Question

prove that sin(-420).cos(390) + cos(-660).sin(330) = -1 help plz ... my RHS is coming +1 ... totally confused .. help plz.. as soon as possible !!

Answer 1

sin(-420).cos(390) + cos(-660).sin(330) 
-sin(420).cos(390) + cos(660).sin(330)
-sin(360+60).cos(360+30) + cos(2.360 - 60).sin(360-30)
-sin(60). cos(30) - cos(60).sin(30)
-3/4 -1/4
-1

Answer 2

Answer:

We can prove this question using trigonometric formula.To prove that given question we should consider left hand side first.Then we can get the right hand side.

Step-by-step explanation:

From the given question,

Take L.H.S(Left Hand Side) ⇒ $sin(-420\textdegree).cos(390\textdegree) + cos(-660\textdegree).sin(330\textdegree)$

Step 1: First we should know the formula for $sin(-\theta)$ and $cos(-\theta)$.

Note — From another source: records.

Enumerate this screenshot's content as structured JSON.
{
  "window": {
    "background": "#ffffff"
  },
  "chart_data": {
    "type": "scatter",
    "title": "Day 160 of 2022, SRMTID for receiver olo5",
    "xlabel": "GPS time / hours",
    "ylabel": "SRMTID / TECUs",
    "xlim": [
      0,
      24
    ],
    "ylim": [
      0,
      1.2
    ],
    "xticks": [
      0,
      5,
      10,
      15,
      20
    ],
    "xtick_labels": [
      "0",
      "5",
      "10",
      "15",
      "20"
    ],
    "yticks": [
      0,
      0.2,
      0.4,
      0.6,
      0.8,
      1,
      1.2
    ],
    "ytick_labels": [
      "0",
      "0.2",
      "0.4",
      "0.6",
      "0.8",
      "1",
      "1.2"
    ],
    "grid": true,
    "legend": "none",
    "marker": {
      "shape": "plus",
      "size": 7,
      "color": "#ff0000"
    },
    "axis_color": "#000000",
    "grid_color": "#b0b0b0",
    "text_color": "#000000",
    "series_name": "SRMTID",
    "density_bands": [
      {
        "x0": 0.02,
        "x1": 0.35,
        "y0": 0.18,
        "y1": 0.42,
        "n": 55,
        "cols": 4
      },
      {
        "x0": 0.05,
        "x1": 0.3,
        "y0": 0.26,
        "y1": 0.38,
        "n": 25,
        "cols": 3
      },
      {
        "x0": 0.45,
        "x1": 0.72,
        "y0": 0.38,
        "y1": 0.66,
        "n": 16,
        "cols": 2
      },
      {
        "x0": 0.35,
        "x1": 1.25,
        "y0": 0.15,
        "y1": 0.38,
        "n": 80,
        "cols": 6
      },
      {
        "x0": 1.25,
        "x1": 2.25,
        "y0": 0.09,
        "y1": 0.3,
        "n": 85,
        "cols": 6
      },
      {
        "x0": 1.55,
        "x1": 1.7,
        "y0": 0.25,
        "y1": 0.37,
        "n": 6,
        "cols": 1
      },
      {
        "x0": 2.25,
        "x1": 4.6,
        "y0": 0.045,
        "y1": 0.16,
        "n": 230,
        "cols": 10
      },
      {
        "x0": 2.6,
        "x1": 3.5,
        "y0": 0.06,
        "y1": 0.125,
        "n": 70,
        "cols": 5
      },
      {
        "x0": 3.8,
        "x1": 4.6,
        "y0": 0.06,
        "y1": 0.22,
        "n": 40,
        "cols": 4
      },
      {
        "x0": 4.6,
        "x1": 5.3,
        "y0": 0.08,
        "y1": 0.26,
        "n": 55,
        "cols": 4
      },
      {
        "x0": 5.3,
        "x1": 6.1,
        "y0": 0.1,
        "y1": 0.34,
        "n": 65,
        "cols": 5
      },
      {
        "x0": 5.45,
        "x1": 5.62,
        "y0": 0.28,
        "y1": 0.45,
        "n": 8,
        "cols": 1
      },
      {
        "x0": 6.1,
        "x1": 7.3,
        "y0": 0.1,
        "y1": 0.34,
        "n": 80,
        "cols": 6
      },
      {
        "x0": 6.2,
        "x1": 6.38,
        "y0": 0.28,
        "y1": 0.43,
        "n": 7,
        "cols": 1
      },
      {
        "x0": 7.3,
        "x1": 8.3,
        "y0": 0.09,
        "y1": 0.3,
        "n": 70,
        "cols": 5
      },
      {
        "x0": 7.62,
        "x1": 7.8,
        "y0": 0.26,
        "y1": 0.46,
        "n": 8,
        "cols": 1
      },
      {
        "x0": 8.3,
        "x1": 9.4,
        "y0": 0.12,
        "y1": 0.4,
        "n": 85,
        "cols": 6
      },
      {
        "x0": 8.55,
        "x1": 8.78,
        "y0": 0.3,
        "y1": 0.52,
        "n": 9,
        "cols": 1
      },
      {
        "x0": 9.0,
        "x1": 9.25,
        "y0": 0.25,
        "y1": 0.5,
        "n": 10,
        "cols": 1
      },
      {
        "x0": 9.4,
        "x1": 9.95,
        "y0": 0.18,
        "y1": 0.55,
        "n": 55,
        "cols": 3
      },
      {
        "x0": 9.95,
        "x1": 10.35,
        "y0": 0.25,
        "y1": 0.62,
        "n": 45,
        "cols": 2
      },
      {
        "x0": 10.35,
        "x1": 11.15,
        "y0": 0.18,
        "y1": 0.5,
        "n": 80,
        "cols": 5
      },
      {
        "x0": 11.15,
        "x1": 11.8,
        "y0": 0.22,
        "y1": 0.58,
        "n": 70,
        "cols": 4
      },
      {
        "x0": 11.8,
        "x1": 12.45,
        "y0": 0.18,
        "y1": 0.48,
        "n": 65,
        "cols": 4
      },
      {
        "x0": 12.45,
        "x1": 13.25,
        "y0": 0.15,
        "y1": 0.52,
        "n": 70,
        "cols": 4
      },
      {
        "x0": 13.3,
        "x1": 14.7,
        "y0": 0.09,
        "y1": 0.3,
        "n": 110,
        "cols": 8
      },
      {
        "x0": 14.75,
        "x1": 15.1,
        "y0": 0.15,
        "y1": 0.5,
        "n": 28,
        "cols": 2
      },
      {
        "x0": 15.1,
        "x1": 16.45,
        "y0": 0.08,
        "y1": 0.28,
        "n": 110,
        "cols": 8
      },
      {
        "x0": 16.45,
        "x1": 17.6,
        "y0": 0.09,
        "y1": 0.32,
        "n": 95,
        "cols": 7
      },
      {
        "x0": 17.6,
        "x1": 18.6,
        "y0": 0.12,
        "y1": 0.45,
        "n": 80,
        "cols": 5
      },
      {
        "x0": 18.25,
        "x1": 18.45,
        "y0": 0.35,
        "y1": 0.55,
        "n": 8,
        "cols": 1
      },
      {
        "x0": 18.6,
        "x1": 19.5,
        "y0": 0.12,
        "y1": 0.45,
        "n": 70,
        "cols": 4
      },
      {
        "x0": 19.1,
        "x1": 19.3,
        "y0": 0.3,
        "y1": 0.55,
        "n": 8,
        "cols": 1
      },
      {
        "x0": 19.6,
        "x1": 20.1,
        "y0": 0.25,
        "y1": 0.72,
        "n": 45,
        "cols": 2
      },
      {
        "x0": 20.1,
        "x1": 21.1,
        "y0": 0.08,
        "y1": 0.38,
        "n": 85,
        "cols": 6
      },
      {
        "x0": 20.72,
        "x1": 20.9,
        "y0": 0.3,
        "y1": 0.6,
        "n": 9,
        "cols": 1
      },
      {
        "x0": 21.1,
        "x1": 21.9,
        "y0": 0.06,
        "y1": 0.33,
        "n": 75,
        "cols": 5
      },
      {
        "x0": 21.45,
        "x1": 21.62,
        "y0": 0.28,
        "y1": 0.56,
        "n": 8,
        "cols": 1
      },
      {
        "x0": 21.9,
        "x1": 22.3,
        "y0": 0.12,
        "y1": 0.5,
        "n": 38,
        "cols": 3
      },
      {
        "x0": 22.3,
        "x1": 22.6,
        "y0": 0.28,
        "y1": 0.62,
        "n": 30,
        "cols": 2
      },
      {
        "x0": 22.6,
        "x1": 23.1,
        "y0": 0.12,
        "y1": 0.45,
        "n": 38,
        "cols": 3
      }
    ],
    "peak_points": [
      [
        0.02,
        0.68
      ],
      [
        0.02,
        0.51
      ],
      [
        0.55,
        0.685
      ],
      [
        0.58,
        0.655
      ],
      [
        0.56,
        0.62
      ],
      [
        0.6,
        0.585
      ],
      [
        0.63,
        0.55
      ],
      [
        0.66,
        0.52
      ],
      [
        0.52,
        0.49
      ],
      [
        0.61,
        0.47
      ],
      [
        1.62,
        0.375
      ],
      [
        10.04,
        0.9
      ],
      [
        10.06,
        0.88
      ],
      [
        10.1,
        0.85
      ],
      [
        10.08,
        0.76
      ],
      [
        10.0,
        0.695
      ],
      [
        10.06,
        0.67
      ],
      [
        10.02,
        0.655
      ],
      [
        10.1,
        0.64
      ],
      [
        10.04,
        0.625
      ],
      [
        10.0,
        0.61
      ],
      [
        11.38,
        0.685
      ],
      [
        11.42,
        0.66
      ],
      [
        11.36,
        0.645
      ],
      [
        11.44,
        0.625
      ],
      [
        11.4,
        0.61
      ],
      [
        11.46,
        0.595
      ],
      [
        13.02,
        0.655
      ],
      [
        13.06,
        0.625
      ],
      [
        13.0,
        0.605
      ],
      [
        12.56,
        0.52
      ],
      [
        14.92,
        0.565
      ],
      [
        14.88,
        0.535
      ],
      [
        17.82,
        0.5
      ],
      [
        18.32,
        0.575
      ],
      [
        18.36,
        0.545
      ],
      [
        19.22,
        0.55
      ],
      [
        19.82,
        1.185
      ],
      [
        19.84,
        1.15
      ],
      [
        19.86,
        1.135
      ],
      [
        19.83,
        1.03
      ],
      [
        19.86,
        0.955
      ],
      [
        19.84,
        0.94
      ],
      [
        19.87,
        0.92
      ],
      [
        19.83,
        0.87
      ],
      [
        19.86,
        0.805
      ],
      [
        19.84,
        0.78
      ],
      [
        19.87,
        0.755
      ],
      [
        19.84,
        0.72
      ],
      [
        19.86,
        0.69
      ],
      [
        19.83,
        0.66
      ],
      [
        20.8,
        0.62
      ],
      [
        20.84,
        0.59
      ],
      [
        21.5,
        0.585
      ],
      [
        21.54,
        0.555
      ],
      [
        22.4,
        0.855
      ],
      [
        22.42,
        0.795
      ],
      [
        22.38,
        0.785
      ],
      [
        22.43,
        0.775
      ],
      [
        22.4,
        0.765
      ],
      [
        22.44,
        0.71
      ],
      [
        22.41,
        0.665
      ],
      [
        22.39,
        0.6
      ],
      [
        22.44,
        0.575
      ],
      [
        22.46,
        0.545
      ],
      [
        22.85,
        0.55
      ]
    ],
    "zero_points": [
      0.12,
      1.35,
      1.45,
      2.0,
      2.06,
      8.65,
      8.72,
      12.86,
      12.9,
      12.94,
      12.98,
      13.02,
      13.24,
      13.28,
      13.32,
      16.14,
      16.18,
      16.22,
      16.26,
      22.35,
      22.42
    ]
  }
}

              $sin(-\theta)=-sin\theta$

              $cos(-\theta)=cos\theta$

Step 2: Now apply the above formula in the given question.

                 L.H.S $=sin(-420\textdegree).cos(390\textdegree) + cos(-660\textdegree).sin(330\textdegree)$

• $sin(-420\textdegree)$ should be written as, $sin(-420 \textdegree)=-sin(420\textdegree)$
• $cos(-660\textdegree)$ should be written as, $cos(-660 \textdegree)=cos(660\textdegree)$

                  L.H.S $=[-sin(420\textdegree)].cos(390\textdegree) + cos(660\textdegree).sin(330\textdegree)$ --------(1)

Step 3: We know the value of $0\textdegree,30\textdegree,60\textdegree,90\textdegree,180\textdegree,360\textdegree$ only.So that our given theta value should convert into the $0\textdegree,30\textdegree,60\textdegree,90\textdegree,180\textdegree,360\textdegree$.

That is,       $420\textdegree=360\textdegree+60\textdegree$

                  $390\textdegree=360\textdegree+30\textdegree$

                  $660\textdegree=(2\times360\textdegree)-60\textdegree$

                  $330\textdegree=360\textdegree-30\textdegree$

Step 4: Now apply the above values in equation(1).

 $=[-sin(360\textdegree+60\textdegree)].cos(360\textdegree+30\textdegree) + cos[(2\times360\textdegree)-60\textdegree]).sin(360\textdegree-30\textdegree)$

Step 5: We should know the formula of following trigonometric formula

      $sin(360\textdegree+\theta)=sin\theta$

      $cos(360\textdegree+\theta)=cos\theta$

     $cos[(2\times360\textdegree)-\theta)=cos\theta$

     $sin(360\textdegree-\theta)=-sin\theta$

• Now apply the above in step 2.

  $sin(360\textdegree+60\textdegree)=sin60\textdegree$

  $cos(360\textdegree+30\textdegree)=cos30\textdegree$

$cos[(2\times360\textdegree)-60\textdegree]=cos60\textdegree$

 $sin(360\textdegree-30\textdegree)=-sin30\textdegree$

• L.H.S can be written as,

                 L.H.S $=(-sin60\textdegree).cos 30\textdegree+cos60\textdegree.(-sin30\textdegree)$

Step 6: Apply $sin60\textdegree,cos30\textdegree,sin30\textdegree,cos60\textdegree$ values in step 5 using trigonometric table.

• $sin60\textdegree=\frac{\sqrt{3} }{2}$
• $cos30\textdegree=\frac{\sqrt{3} }{2}$
• $sin30\textdegree=\frac{1 }{2}$
• $cos60\textdegree=\frac{1 }{2}$

                 L.H.S $=(-\frac{\sqrt{3} }{2} .\frac{\sqrt{3} }{2}) +(\frac{1}{2} .\frac{-1}{2} )$

                           $=(-\frac{3 }{4} ) +(-\frac{1}{4} )$   ⇒ ($\sqrt{3}\times\sqrt{3}=3$)

• Denominator is same in the above equation.So that we can add numerator.

                           $=-\frac{4 }{4}$

                           $=-1$

                 L.H.S  = R.H.S hence proved.